Mirando al parque de frente, hacia donde sale el sol, desde la entrada sobre el puente del río Huerva, las hileras de árboles a izquierda y derecha del paseo central convergen hacia la escalinata de acceso al monumento a Alfonso I el Batallador, rey de Aragón, que se perfila sobre el cielo deslucido de un verano que se va.
Si la mirada está coloreada con alguna melancolía, la visión podría sugerir varias interpretaciones. Frente a la entrada del parque, la plaza de Carlos V y la torre de la antigua feria de muestras permanecen indiferentes al tiempo y a la espera. Los rieles del tranvía, como los trazos paralelos de un dibujante, contornan el parque por uno de sus lados. En la esquina, las personas esperan.
Ella también espera, o cree esperar, o no espera nada. Su hombre, él, debería aparecer a la llegada del tranvía, pero la duda consume su alma de mujer. El amor, en los últimos tiempos, ha estado bailando sobre una cuerda floja: desencuentros, dudas, olvidos, silencios, indiferencia…
Hace como que mira pero, en realidad, no mira nada. Desea que él llegue a la hora que acordaron. Pero desconfía. Se traiciona para no ser traicionada. Quiere olvidar para no ser olvidada, y esa nostalgia profética le apaga al alma con un gris profundo e inevitable.
Imagina que aquella esquina del parque, dentro de unos años, ya no será la misma.

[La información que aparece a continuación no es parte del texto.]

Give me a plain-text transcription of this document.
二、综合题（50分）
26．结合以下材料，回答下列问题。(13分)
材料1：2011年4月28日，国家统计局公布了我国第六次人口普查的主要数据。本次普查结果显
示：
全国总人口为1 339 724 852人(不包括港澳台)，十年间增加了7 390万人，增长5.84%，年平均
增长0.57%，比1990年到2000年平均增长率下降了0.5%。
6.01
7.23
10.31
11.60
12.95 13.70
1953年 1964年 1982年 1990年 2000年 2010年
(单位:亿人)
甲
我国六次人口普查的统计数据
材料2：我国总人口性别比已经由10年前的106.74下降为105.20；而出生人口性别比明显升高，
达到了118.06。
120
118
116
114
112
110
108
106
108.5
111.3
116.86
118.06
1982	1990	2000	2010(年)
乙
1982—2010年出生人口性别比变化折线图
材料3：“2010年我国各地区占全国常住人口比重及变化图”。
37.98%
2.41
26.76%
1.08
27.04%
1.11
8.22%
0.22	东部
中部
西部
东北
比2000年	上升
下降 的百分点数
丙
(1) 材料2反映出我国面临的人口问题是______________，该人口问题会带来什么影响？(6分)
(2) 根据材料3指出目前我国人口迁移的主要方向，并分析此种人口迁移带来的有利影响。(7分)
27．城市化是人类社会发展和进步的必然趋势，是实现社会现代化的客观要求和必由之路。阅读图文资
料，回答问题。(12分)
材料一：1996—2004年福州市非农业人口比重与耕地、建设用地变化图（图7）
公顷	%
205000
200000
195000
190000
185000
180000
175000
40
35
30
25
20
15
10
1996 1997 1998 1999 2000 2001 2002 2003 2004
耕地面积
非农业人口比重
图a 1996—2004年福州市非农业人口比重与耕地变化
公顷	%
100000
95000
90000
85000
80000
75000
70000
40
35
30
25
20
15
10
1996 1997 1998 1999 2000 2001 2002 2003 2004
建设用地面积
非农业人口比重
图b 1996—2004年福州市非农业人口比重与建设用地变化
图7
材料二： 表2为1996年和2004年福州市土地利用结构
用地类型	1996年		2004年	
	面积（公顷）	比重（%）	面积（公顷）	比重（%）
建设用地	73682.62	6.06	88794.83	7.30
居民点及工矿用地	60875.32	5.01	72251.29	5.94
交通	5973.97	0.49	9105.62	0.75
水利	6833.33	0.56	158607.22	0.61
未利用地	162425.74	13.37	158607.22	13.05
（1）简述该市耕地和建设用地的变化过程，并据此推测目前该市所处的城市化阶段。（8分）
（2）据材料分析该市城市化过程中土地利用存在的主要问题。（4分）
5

Y esa certeza de que todo pasará, de que solo quedará el recuerdo, hace que se sienta profundamente sola, desamparada de sí misma. Mientras espera, imagina un entorno sin color, como una víctima más del moho del tiempo. El tranvía habrá dejado de existir y los automóviles pasarán sobre lo que fue su camino de hierro. Nadie esperará en la esquina: ni muchachas con minifaldas ajustadas ni mujeres con pantalones de lycra –ya no se llevarán pantalones de lycra– ni hombres fumando con el Heraldo en la mano.

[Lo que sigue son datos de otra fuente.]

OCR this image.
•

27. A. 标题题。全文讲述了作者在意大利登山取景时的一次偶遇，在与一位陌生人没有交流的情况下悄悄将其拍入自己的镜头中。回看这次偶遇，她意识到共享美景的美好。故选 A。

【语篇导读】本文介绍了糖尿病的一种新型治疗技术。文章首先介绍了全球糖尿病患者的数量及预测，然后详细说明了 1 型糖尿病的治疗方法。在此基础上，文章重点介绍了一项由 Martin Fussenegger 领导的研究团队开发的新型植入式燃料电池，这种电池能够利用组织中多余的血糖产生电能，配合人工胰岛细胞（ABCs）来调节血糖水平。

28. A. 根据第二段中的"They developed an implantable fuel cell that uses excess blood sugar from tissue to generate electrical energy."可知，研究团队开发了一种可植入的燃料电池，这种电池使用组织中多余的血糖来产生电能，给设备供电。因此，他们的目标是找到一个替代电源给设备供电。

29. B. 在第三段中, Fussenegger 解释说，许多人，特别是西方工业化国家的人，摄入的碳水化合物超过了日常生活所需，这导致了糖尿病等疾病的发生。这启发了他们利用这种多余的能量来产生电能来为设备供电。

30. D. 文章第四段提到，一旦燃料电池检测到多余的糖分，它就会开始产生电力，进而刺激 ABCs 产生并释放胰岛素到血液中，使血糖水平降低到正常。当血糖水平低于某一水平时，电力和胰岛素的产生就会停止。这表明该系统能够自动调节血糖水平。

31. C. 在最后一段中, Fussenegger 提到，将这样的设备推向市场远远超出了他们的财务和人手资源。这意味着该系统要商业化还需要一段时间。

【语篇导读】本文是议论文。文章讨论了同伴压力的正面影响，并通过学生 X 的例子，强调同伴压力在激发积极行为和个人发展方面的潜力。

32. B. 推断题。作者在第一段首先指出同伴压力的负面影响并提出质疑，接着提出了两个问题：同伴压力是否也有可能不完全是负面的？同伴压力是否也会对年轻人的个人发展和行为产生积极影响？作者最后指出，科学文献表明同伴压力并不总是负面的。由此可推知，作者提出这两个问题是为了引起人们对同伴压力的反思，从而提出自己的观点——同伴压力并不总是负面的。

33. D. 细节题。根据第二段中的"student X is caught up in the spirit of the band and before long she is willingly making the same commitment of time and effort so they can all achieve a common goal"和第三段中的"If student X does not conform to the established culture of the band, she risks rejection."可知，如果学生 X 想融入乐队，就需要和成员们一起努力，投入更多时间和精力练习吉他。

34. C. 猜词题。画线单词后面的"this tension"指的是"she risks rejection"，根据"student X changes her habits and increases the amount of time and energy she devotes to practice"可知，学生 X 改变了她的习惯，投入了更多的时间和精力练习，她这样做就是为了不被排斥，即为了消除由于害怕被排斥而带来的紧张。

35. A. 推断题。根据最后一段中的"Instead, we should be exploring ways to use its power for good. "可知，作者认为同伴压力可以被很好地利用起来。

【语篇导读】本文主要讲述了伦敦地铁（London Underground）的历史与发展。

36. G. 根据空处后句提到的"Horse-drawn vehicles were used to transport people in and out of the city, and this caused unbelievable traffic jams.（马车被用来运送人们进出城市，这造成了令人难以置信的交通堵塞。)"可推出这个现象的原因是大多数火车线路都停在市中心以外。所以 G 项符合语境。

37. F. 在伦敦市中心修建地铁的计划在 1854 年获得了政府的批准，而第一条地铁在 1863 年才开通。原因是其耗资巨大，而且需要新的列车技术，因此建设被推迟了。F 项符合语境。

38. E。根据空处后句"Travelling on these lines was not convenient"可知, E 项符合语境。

Comienza a desear con todas sus fuerzas que él llegue hoy, consciente de que tal vez sea esta la última oportunidad que les queda, antes de que el futuro ensaye los pasos fatales hacia el olvido inevitable.

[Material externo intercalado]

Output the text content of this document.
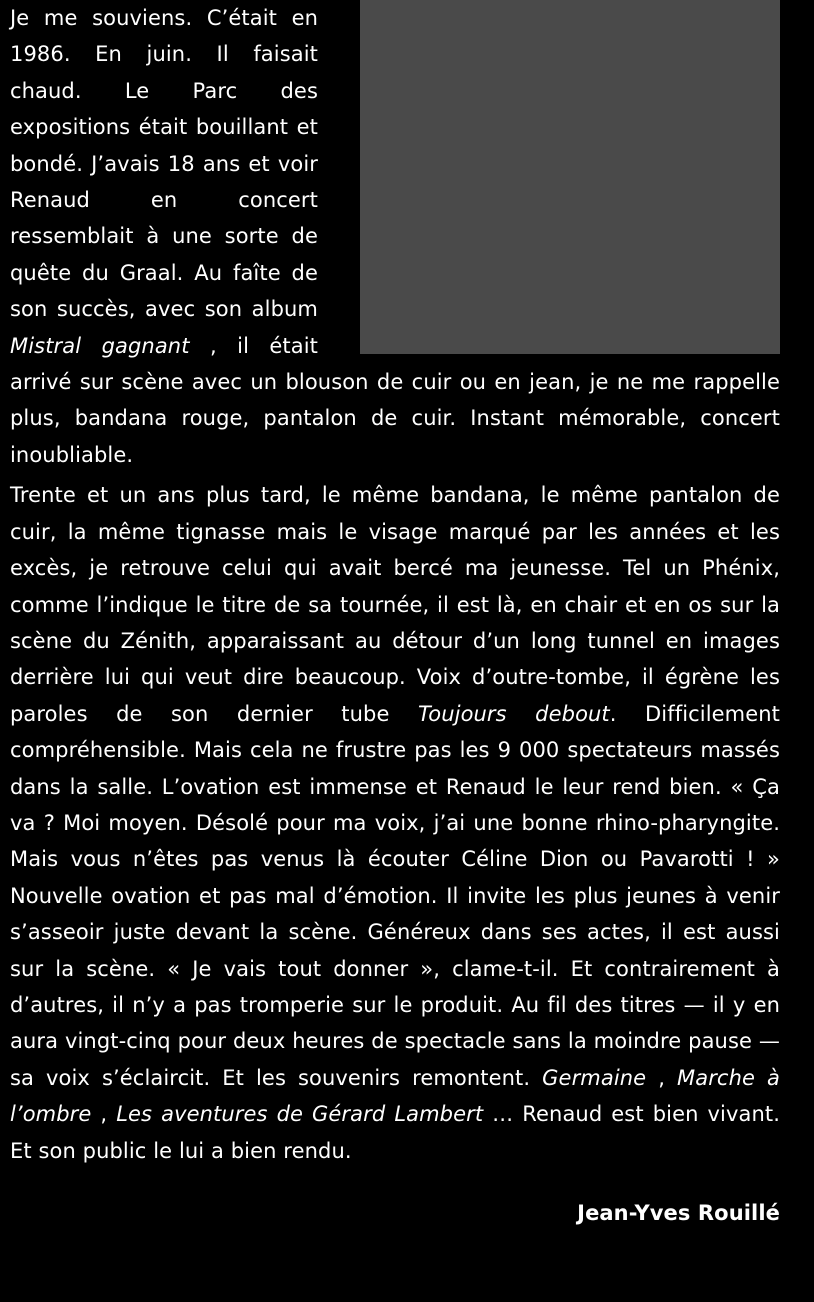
Je me souviens. C’était en 1986. En juin. Il faisait chaud. Le Parc des expositions était bouillant et bondé. J’avais 18 ans et voir Renaud en concert ressemblait à une sorte de quête du Graal. Au faîte de son succès, avec son album Mistral gagnant , il était arrivé sur scène avec un blouson de cuir ou en jean, je ne me rappelle plus, bandana rouge, pantalon de cuir. Instant mémorable, concert inoubliable.

Trente et un ans plus tard, le même bandana, le même pantalon de cuir, la même tignasse mais le visage marqué par les années et les excès, je retrouve celui qui avait bercé ma jeunesse. Tel un Phénix, comme l’indique le titre de sa tournée, il est là, en chair et en os sur la scène du Zénith, apparaissant au détour d’un long tunnel en images derrière lui qui veut dire beaucoup. Voix d’outre-tombe, il égrène les paroles de son dernier tube Toujours debout. Difficilement compréhensible. Mais cela ne frustre pas les 9 000 spectateurs massés dans la salle. L’ovation est immense et Renaud le leur rend bien. « Ça va ? Moi moyen. Désolé pour ma voix, j’ai une bonne rhino-pharyngite. Mais vous n’êtes pas venus là écouter Céline Dion ou Pavarotti ! » Nouvelle ovation et pas mal d’émotion. Il invite les plus jeunes à venir s’asseoir juste devant la scène. Généreux dans ses actes, il est aussi sur la scène. « Je vais tout donner », clame-t-il. Et contrairement à d’autres, il n’y a pas tromperie sur le produit. Au fil des titres — il y en aura vingt-cinq pour deux heures de spectacle sans la moindre pause — sa voix s’éclaircit. Et les souvenirs remontent. Germaine , Marche à l’ombre , Les aventures de Gérard Lambert … Renaud est bien vivant. Et son public le lui a bien rendu.

Jean-Yves Rouillé
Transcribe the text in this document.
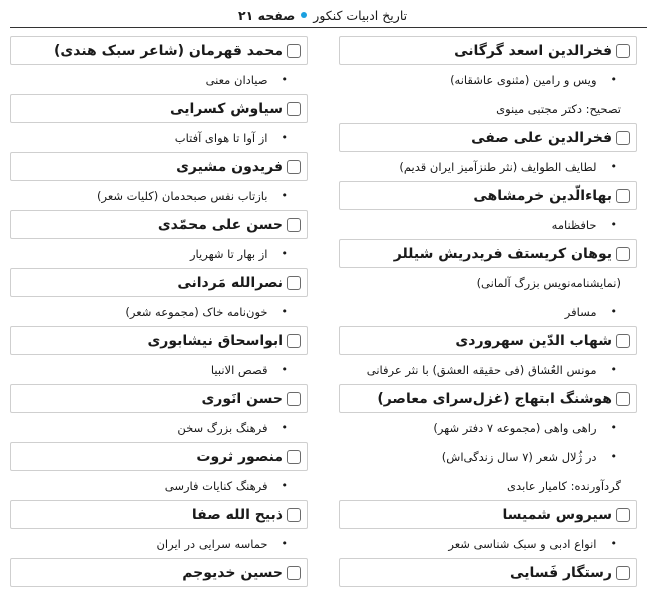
صفحه ۲۱ تاریخ ادبیات کنکور
فخرالدین اسعد گرگانی
•
ویس و رامین (مثنوی عاشقانه)
تصحیح: دکتر مجتبی مینوی
فخرالدین علی صفی
•
لطایف الطوایف (نثر طنزآمیز ایران قدیم)
بهاءالّدین خرمشاهی
•
حافظنامه
یوهان کریستف فریدریش شیللر
(نمایشنامه‌نویس بزرگ آلمانی)
•
مسافر
شهاب الدّین سهروردی
•
مونس العُشاق (فی حقیقه العشق) با نثر عرفانی
هوشنگ ابتهاج (غزل‌سرای معاصر)
•
راهی واهی (مجموعه ۷ دفتر شهر)
•
در ژُلال شعر (۷ سال زندگی‌اش)
گردآورنده: کامیار عابدی
سیروس شمیسا
•
انواع ادبی و سبک شناسی شعر
رستگار فَسایی
محمد قهرمان (شاعر سبک هندی)
•
صیادان معنی
سیاوش کسرایی
•
از آوا تا هوای آفتاب
فریدون مشیری
•
بازتاب نفس صبحدمان (کلیات شعر)
حسن علی محمّدی
•
از بهار تا شهریار
نصرالله مَردانی
•
خون‌نامه خاک (مجموعه شعر)
ابواسحاق نیشابوری
•
قصص الانبیا
حسن انَوری
•
فرهنگ بزرگ سخن
منصور ثروت
•
فرهنگ کنایات فارسی
ذبیح الله صفا
•
حماسه سرایی در ایران
حسین خدیوجم
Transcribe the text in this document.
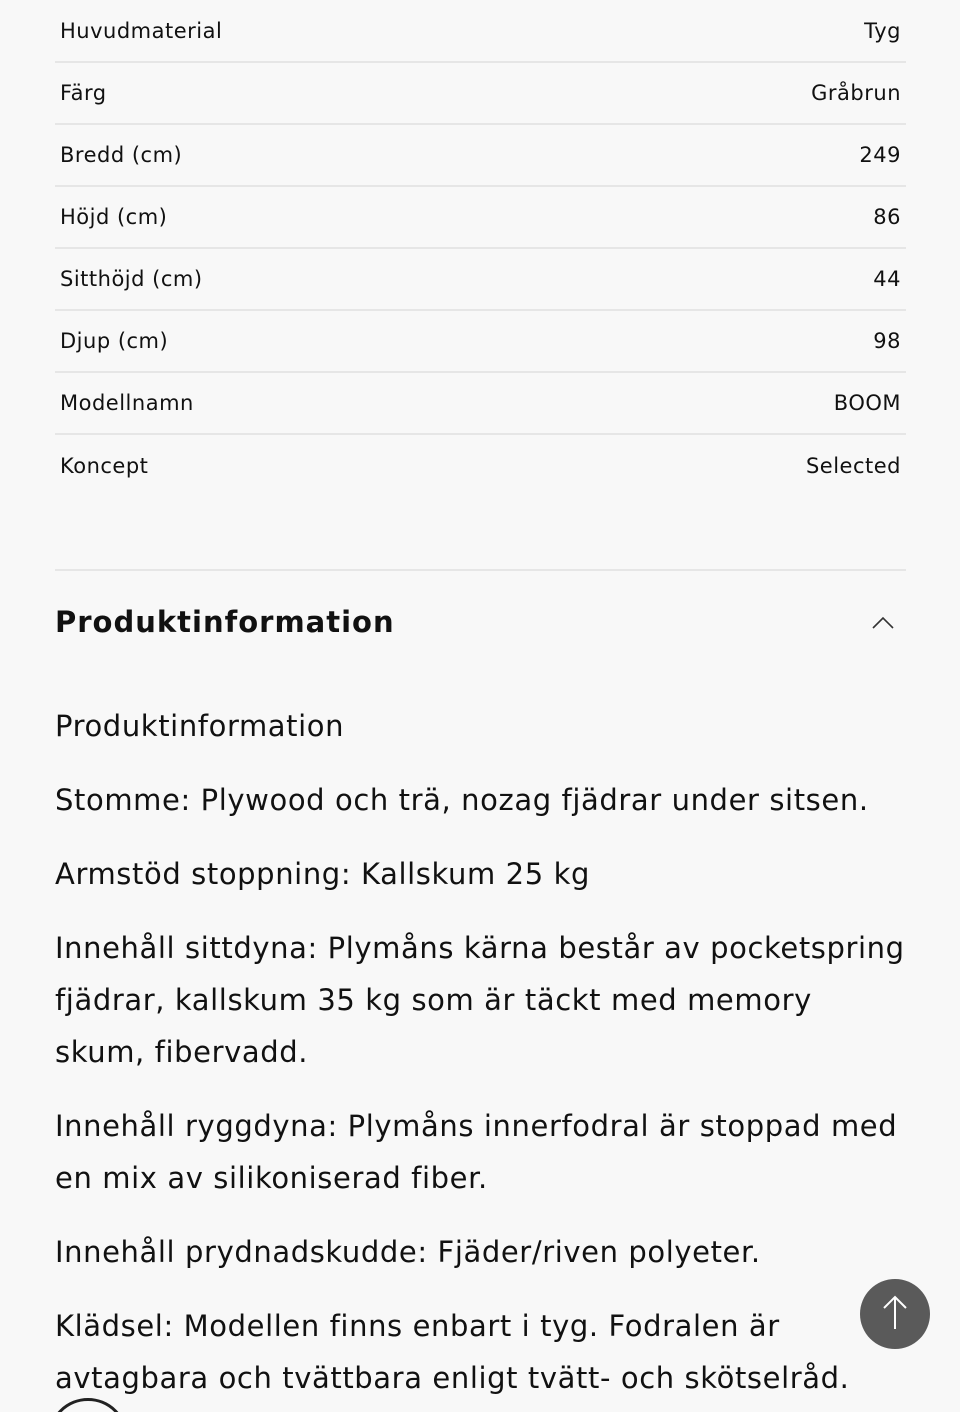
Huvudmaterial	Tyg
Färg	Gråbrun
Bredd (cm)	249
Höjd (cm)	86
Sitthöjd (cm)	44
Djup (cm)	98
Modellnamn	BOOM
Koncept	Selected
Produktinformation

Produktinformation

Stomme: Plywood och trä, nozag fjädrar under sitsen.

Armstöd stoppning: Kallskum 25 kg

Innehåll sittdyna: Plymåns kärna består av pocketspring fjädrar, kallskum 35 kg som är täckt med memory skum, fibervadd.

Innehåll ryggdyna: Plymåns innerfodral är stoppad med en mix av silikoniserad fiber.

Innehåll prydnadskudde: Fjäder/riven polyeter.

Klädsel: Modellen finns enbart i tyg. Fodralen är avtagbara och tvättbara enligt tvätt- och skötselråd.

El tranvía se detiene y el estómago de ella se retuerce y contrae como un caracol. Los pasajeros salen uno por uno hasta que el vehículo queda casi vacío. Ella anticipa el dolor de la mujer olvidada, el dolor persistente de promesas incumplidas. El tiempo no puede cambiar lo que mejor sabe hacer: fijar el punto en torno al cual giran y se voltean nuestras vidas.
Él, el último pasajero, desciende como un aliento rezagado del metal. Él, por fin, sobrevive al paso del momento, del instante esperado. La ve correr hacia él.
Ella le besa apasionadamente y él no entiende su entusiasmo, su explosiva felicidad. Su amor ha bailado sobre una cuerda floja en los últimos tiempos. Ella sigue besándole, segura de que así protege su amor en ese rincón del parque que ya no será nunca el mismo, redimido del temor de la espera y ausente de cualquier atisbo de melancolía.
Ahora caminan felices por el paseo central, ajenos a su entorno, como una acuarela romántica. Las hileras de árboles a izquierda y derecha inclinan sus copas a su paso en discreta reverencia al amor recuperado. Desde lo alto, la efigie pétrea de Alfonso I el Batallador perfila una real mirada de complacencia.
La tarde serena, el tiempo, se iluminan con la sonrisa del viejo rey de Aragón.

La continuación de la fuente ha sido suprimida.